In Paris quartieren sich Touristen statt im Hotel gerne in Airbnb-Apartments ein – und nehmen dann keinerlei Rücksicht auf die Langzeit-Bewohner der übrigen Wohnungen. «Sie machen zu jeder Tageszeit und nachts Krach mit ihren Rollkoffern und organisieren Partys, und es ist ihnen egal, wenn wir sie bitten, etwas leiser zu sein», zitiert die Wochenzeitung «JDD» kürzlich eine wütende Wohnungseigentümerin.

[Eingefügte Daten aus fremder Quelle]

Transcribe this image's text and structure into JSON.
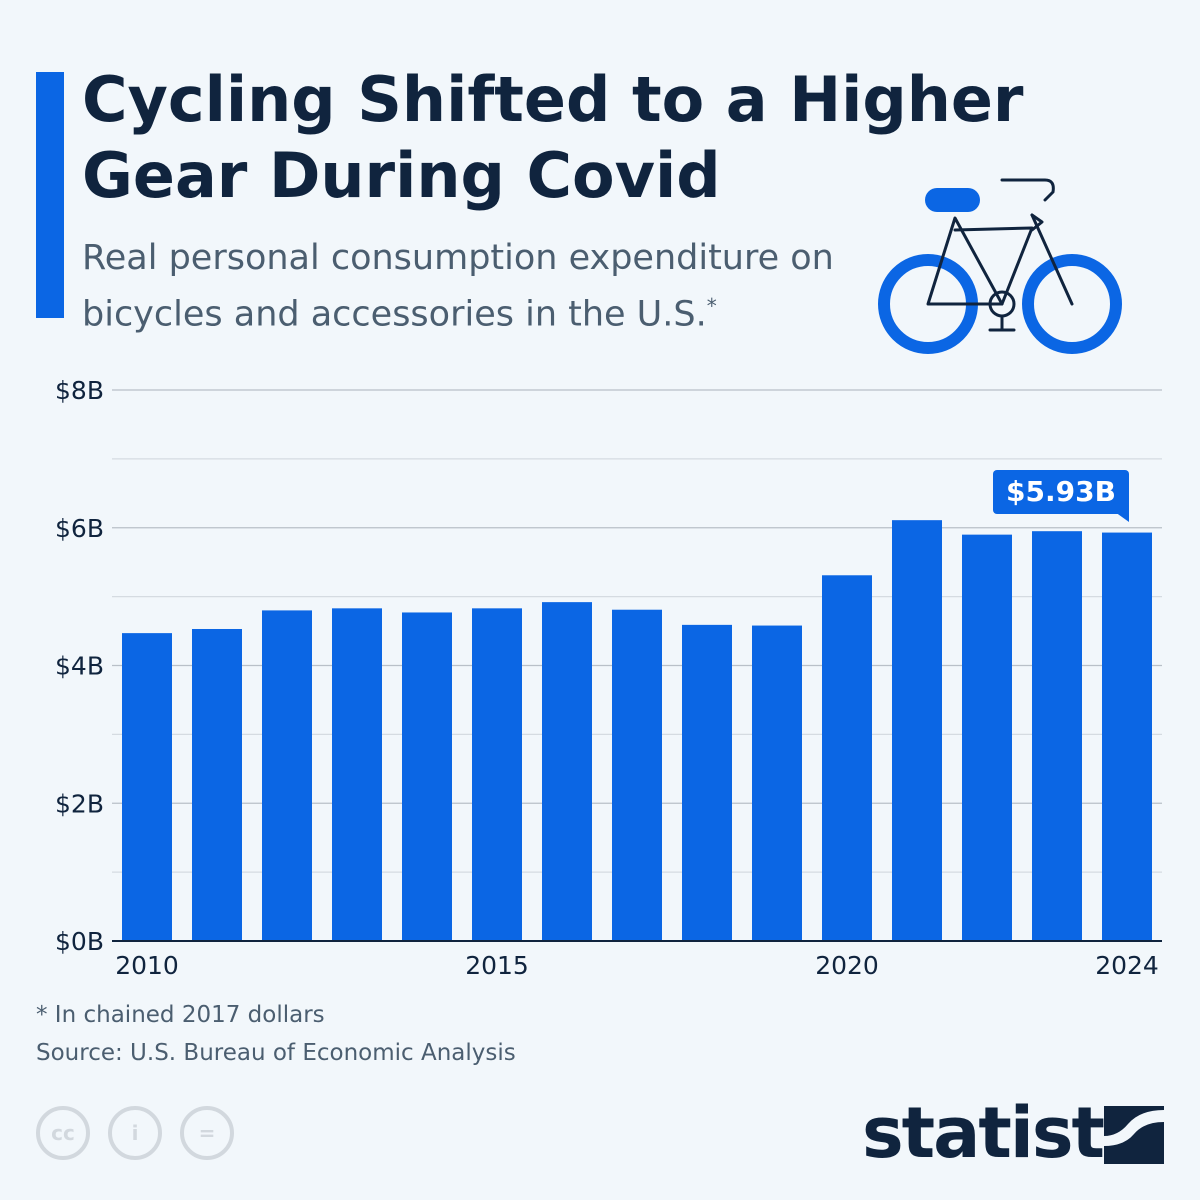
{
  "title": "Cycling Shifted to a Higher Gear During Covid",
  "subtitle": "Real personal consumption expenditure on bicycles and accessories in the U.S.",
  "subtitle_marker": "*",
  "footnote": "* In chained 2017 dollars",
  "source": "Source: U.S. Bureau of Economic Analysis",
  "brand": "statista",
  "icons": [
    "bicycle-icon",
    "cc-icon",
    "attribution-icon",
    "no-derivatives-icon",
    "statista-logo-icon"
  ],
  "colors": {
    "bar": "#0b66e4",
    "title": "#10243e",
    "background": "#f2f7fb"
  },
  "chart_data": {
    "type": "bar",
    "categories": [
      "2010",
      "2011",
      "2012",
      "2013",
      "2014",
      "2015",
      "2016",
      "2017",
      "2018",
      "2019",
      "2020",
      "2021",
      "2022",
      "2023",
      "2024"
    ],
    "values": [
      4.47,
      4.53,
      4.8,
      4.83,
      4.77,
      4.83,
      4.92,
      4.81,
      4.59,
      4.58,
      5.31,
      6.11,
      5.9,
      5.95,
      5.93
    ],
    "x_tick_labels": [
      "2010",
      "2015",
      "2020",
      "2024"
    ],
    "y_tick_labels": [
      "$0B",
      "$2B",
      "$4B",
      "$6B",
      "$8B"
    ],
    "ylim": [
      0,
      8
    ],
    "unit": "billion USD",
    "grid": true,
    "annotation": {
      "category": "2024",
      "text": "$5.93B"
    }
  }
}
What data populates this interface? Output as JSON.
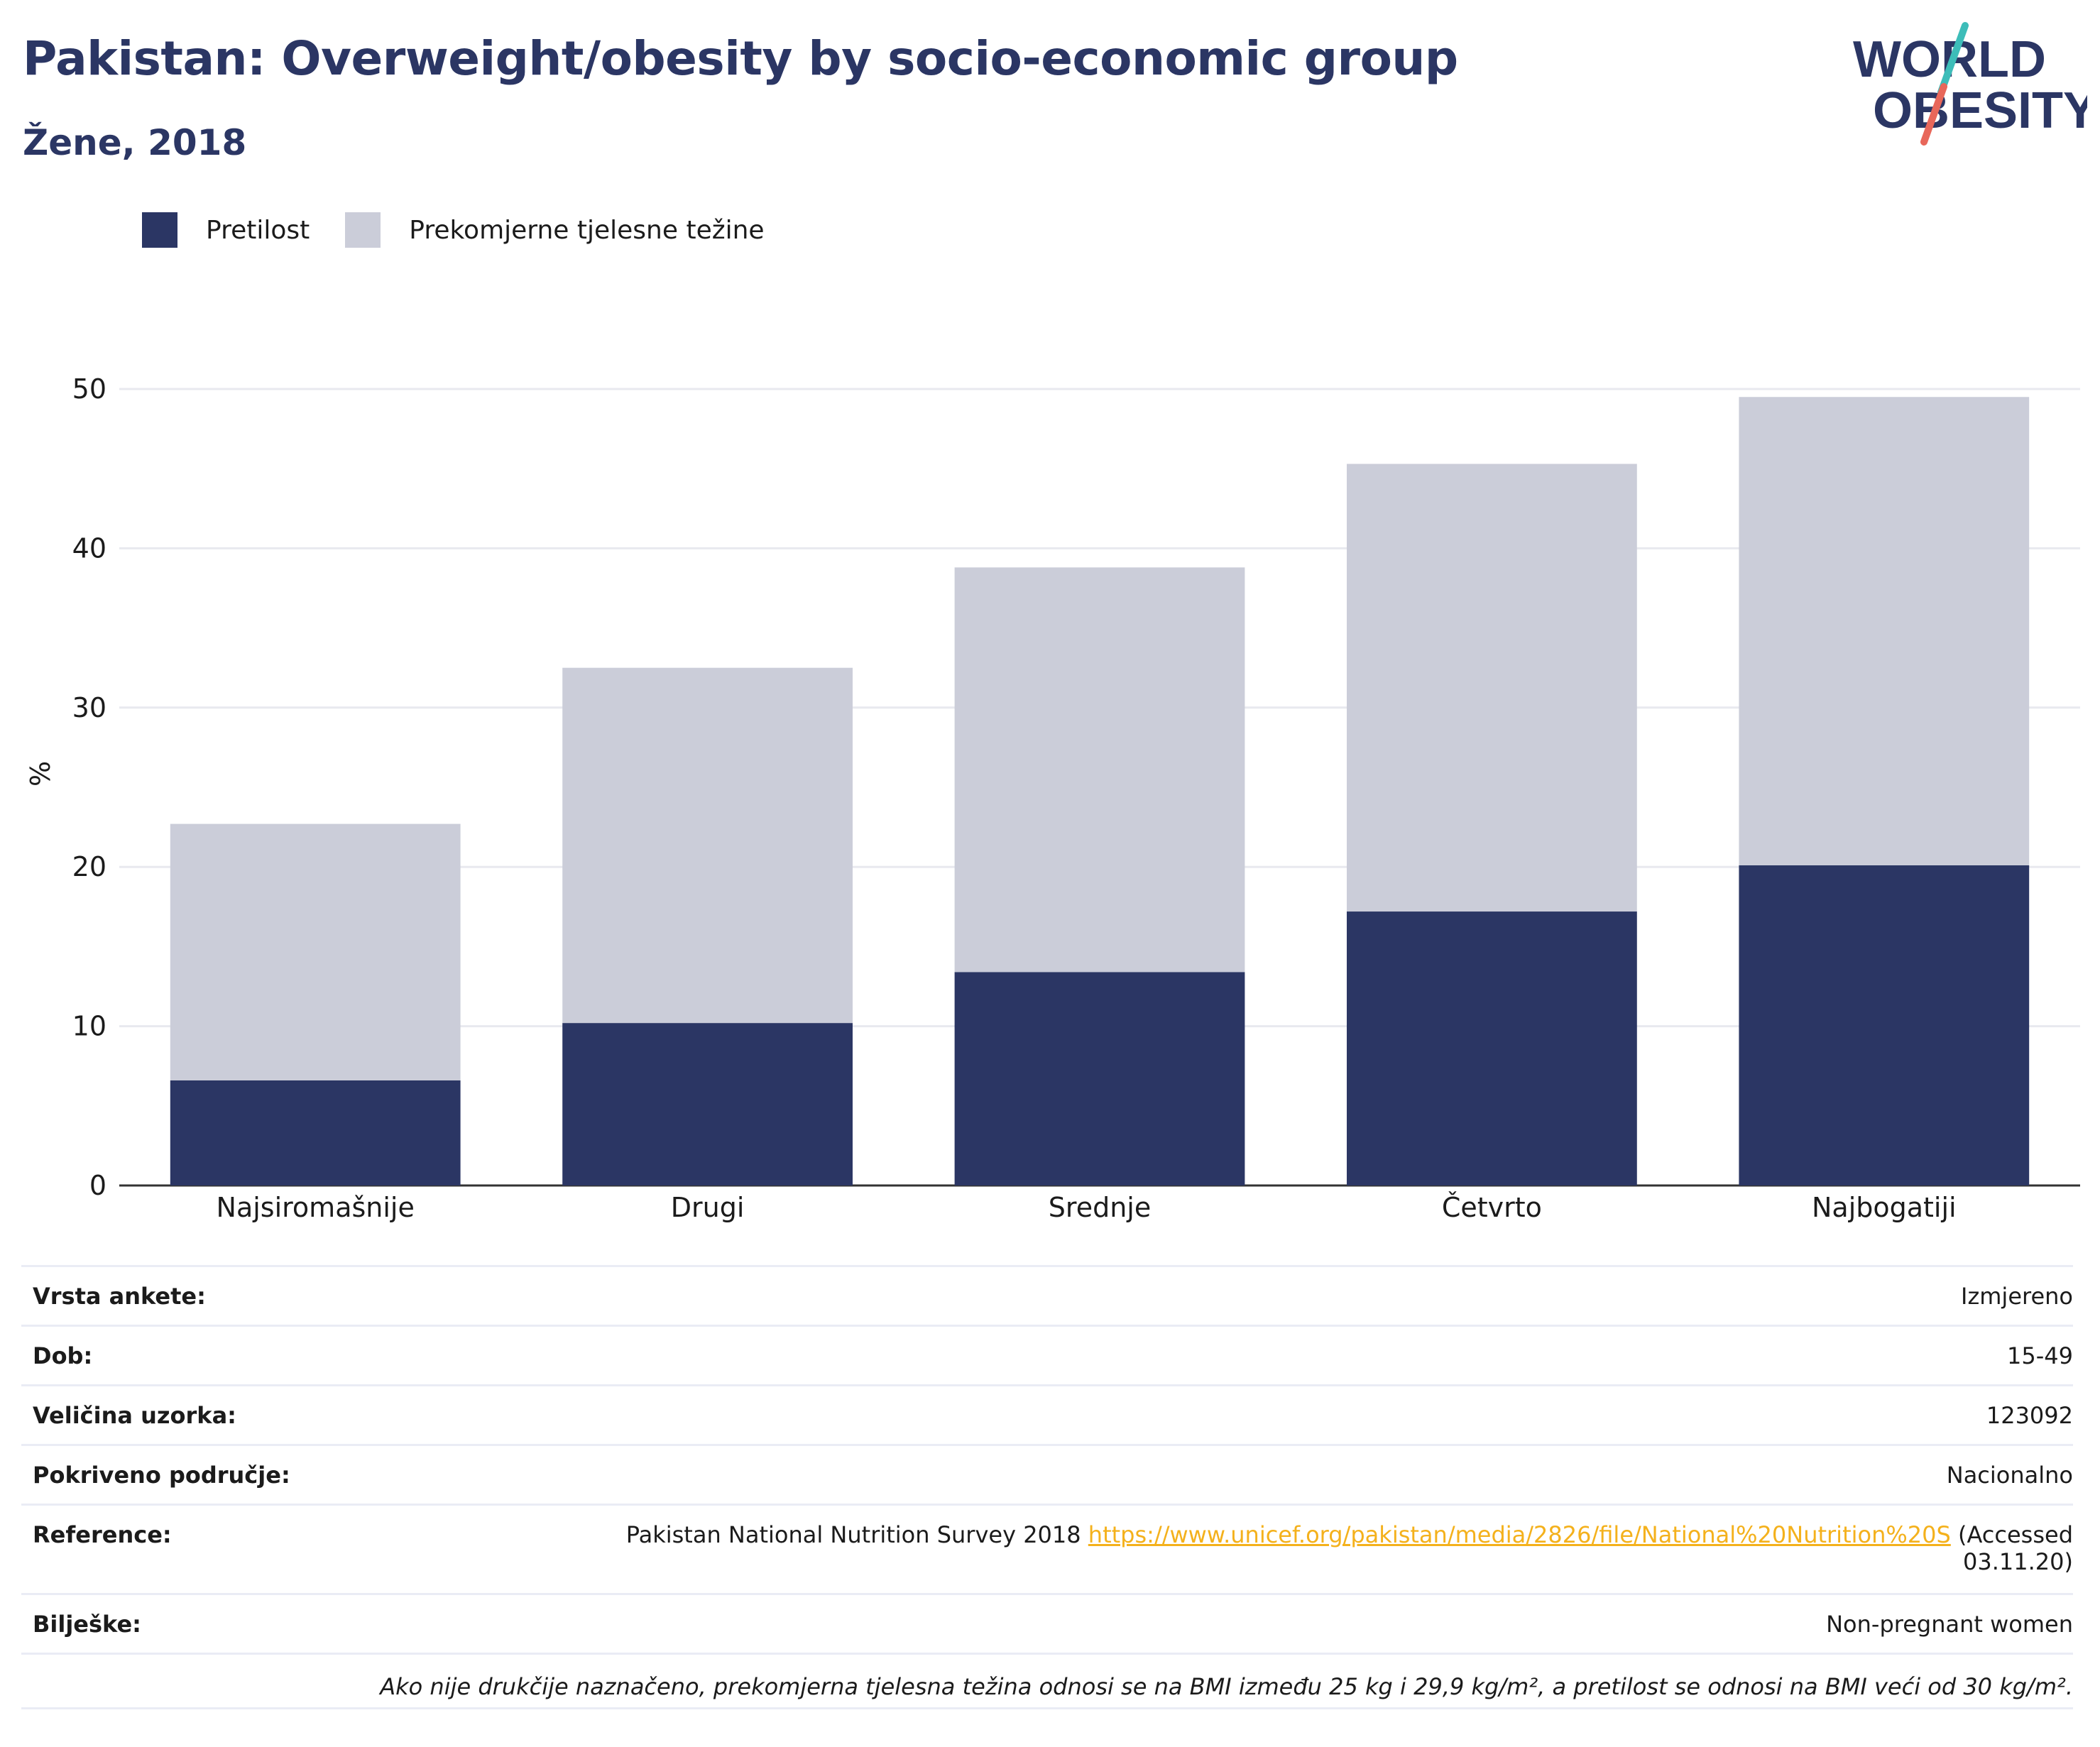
{
  "title": "Pakistan: Overweight/obesity by socio-economic group",
  "subtitle": "Žene, 2018",
  "logo": {
    "line1": "WORLD",
    "line2": "OBESITY"
  },
  "colors": {
    "obesity": "#2b3664",
    "overweight": "#cbcdd9",
    "title": "#2b3664",
    "link": "#f4b11c",
    "accent_teal": "#3dbdb9",
    "accent_red": "#e8675a"
  },
  "legend": [
    {
      "label": "Pretilost",
      "color": "#2b3664"
    },
    {
      "label": "Prekomjerne tjelesne težine",
      "color": "#cbcdd9"
    }
  ],
  "chart_data": {
    "type": "bar",
    "stacked": true,
    "categories": [
      "Najsiromašnije",
      "Drugi",
      "Srednje",
      "Četvrto",
      "Najbogatiji"
    ],
    "series": [
      {
        "name": "Pretilost",
        "values": [
          6.6,
          10.2,
          13.4,
          17.2,
          20.1
        ]
      },
      {
        "name": "Prekomjerne tjelesne težine",
        "values": [
          16.1,
          22.3,
          25.4,
          28.1,
          29.4
        ]
      }
    ],
    "ylabel": "%",
    "ylim": [
      0,
      50
    ],
    "yticks": [
      0,
      10,
      20,
      30,
      40,
      50
    ],
    "grid": true,
    "legend_position": "top-left"
  },
  "info": [
    {
      "label": "Vrsta ankete:",
      "value": "Izmjereno"
    },
    {
      "label": "Dob:",
      "value": "15-49"
    },
    {
      "label": "Veličina uzorka:",
      "value": "123092"
    },
    {
      "label": "Pokriveno područje:",
      "value": "Nacionalno"
    }
  ],
  "reference": {
    "label": "Reference:",
    "text_before": "Pakistan National Nutrition Survey 2018 ",
    "link": "https://www.unicef.org/pakistan/media/2826/file/National%20Nutrition%20S",
    "text_after": " (Accessed",
    "text_line2": "03.11.20)"
  },
  "notes": {
    "label": "Bilješke:",
    "value": "Non-pregnant women"
  },
  "footnote": "Ako nije drukčije naznačeno, prekomjerna tjelesna težina odnosi se na BMI između 25 kg i 29,9 kg/m², a pretilost se odnosi na BMI veći od 30 kg/m²."
}
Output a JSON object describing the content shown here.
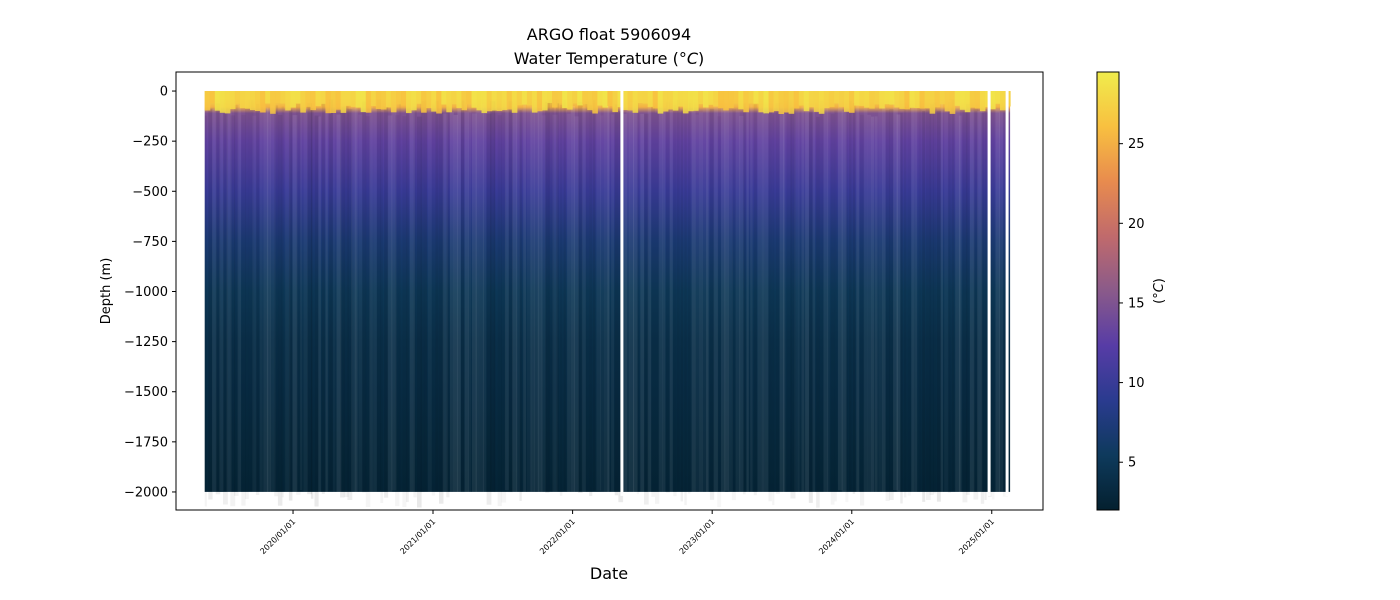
{
  "chart_data": {
    "type": "heatmap",
    "title": "ARGO float 5906094",
    "subtitle_prefix": "Water Temperature (",
    "subtitle_unit": "°C",
    "subtitle_suffix": ")",
    "xlabel": "Date",
    "ylabel": "Depth (m)",
    "x_ticks": [
      "2020/01/01",
      "2021/01/01",
      "2022/01/01",
      "2023/01/01",
      "2024/01/01",
      "2025/01/01"
    ],
    "y_ticks": [
      0,
      -250,
      -500,
      -750,
      -1000,
      -1250,
      -1500,
      -1750,
      -2000
    ],
    "xlim": [
      "2019-03-01",
      "2025-05-15"
    ],
    "ylim": [
      -2090,
      95
    ],
    "data_x_range": [
      "2019-05-15",
      "2025-02-18"
    ],
    "data_depth_range": [
      0,
      -2000
    ],
    "colorbar": {
      "label_prefix": "(",
      "label_unit": "°C",
      "label_suffix": ")",
      "ticks": [
        5,
        10,
        15,
        20,
        25
      ],
      "range": [
        2,
        29.5
      ],
      "colormap": "thermal",
      "colors": [
        "#04202f",
        "#0e3a5c",
        "#2a3b8f",
        "#573ca6",
        "#8a5a8a",
        "#c06a6c",
        "#e88b4e",
        "#f8c040",
        "#f0ec4c"
      ]
    },
    "temperature_profile": [
      {
        "depth": 0,
        "temp": 28.5
      },
      {
        "depth": -40,
        "temp": 28
      },
      {
        "depth": -80,
        "temp": 25
      },
      {
        "depth": -110,
        "temp": 15
      },
      {
        "depth": -250,
        "temp": 13
      },
      {
        "depth": -500,
        "temp": 10
      },
      {
        "depth": -750,
        "temp": 7
      },
      {
        "depth": -1000,
        "temp": 5
      },
      {
        "depth": -1250,
        "temp": 4
      },
      {
        "depth": -1500,
        "temp": 3.5
      },
      {
        "depth": -1750,
        "temp": 3
      },
      {
        "depth": -2000,
        "temp": 2.5
      }
    ],
    "grid": false
  }
}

Ausserdem liessen die Feriengäste überall im Gebäude Müll zurück. Die Stadtverwaltung hat längst strikte Regeln für das Vermieten von Touristenquartieren erlassen und nimmt auch regelmässig Kontrollen vor. Manche Vermieter weisen ihre Gäste deshalb laut «JDD» an, einfach nicht die Türe zu öffnen.

Malaysia

In der Hauptstadt Kuala Lumpur wird derzeit das zweithöchste Gebäude der Welt gebaut: Der 678,9 Meter hohe Wolkenkratzer Merdeka 118. Vor der offiziellen Eröffnung, die für Ende des Jahres geplant ist, gilt für Unbefugte: Betreten strengstens verboten. Dennoch schleicht sich ein Touristenpaar aus Russland Ende 2022 in den Turm und klettert auf die Spitze. Fotos der beiden in luftiger Höhe gehen viral – sehr zum Ärger der Behörden.

Peru

In Peru sorgen mehrere Touristen 2020 für Empörung, als sie sich illegal Zutritt zu der Inka-Ruine Machu Picchu verschaffen, einen Stein aus einer Mauer brechen und in der Ruinenstadt sogar ihre Notdurft verrichten. Fünf Touristen aus Chile, Frankreich, Brasilien und Argentinien werden festgesetzt und abgeschoben. Der mutmassliche Haupttäter muss sich in Peru wegen Beschädigung von kulturellem Erbe verantworten. Täglich besuchen bis zu 4000 Touristen die Welterbestätte. Archäologen und die Unesco fordern schon länger, die Zahl der Besucher deutlich zu senken.